Of particular interest is the course of kidney function in older adults. One of the main research questions is, whether the often observed mild to moderate decrease of renal function in the elderly is due to actual disease or simply part of senescence. The Berlin Initiative Study (BIS), a prospective, population-based cohort study, includes 2069 older adults at the age of 70 and older (mean age is 80 at entrance) and has been monitoring renal function as well as many other parameters biannually since the end of 2009.

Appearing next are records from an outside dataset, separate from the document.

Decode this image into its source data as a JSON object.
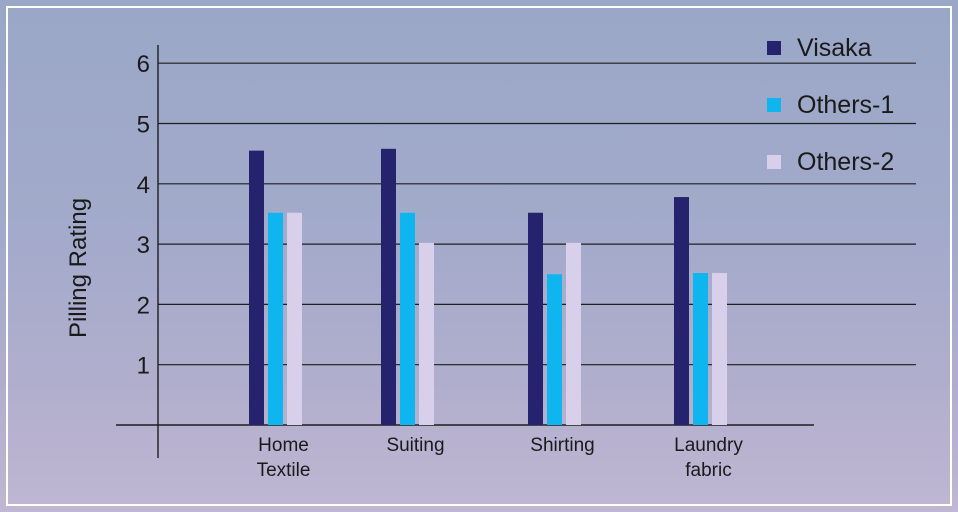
{
  "chart_data": {
    "type": "bar",
    "title": "",
    "xlabel": "",
    "ylabel": "Pilling Rating",
    "ylim": [
      0,
      6
    ],
    "yticks": [
      1,
      2,
      3,
      4,
      5,
      6
    ],
    "grid": true,
    "legend_position": "top-right",
    "categories": [
      [
        "Home",
        "Textile"
      ],
      [
        "Suiting"
      ],
      [
        "Shirting"
      ],
      [
        "Laundry",
        "fabric"
      ]
    ],
    "series": [
      {
        "name": "Visaka",
        "color": "#25236e",
        "values": [
          4.55,
          4.58,
          3.52,
          3.78
        ]
      },
      {
        "name": "Others-1",
        "color": "#0fb5ef",
        "values": [
          3.52,
          3.52,
          2.5,
          2.52
        ]
      },
      {
        "name": "Others-2",
        "color": "#d8d0ea",
        "values": [
          3.52,
          3.02,
          3.02,
          2.52
        ]
      }
    ]
  }
}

Another topic in this context is the question of how to assess kidney function, the so called "Glomerular Filtration Rate" (GFR) as correctly as possible. Correct assessment of GFR is important as categorization of the individual into the staging system is based on GFR. The staging system itself has clinical implications such as adequate adjustment of drug dosing, improved decision making when applying contrast media for imaging testing, help in the timing of initiation of RRT, evaluation for kidney donation and the psychological and financial aspect of wrongly labeling someone as having CKD. At older age with such high prevalence of CKD, all these clinical scenarios are highly relevant.
Thus, another aim of the Berlin Initiative Study is to find a research method that determines GFR in older adults as precisely and accurately as possible in everyday clinical practice.
Furthermore, at the Institute of Public Health, a regional center of the nationwide German Chronic Kidney Disease (GCKD) study is located. This major national cohort study in patients with renal impairment aims to better understand the causes, effects and consequences of chronic renal disease.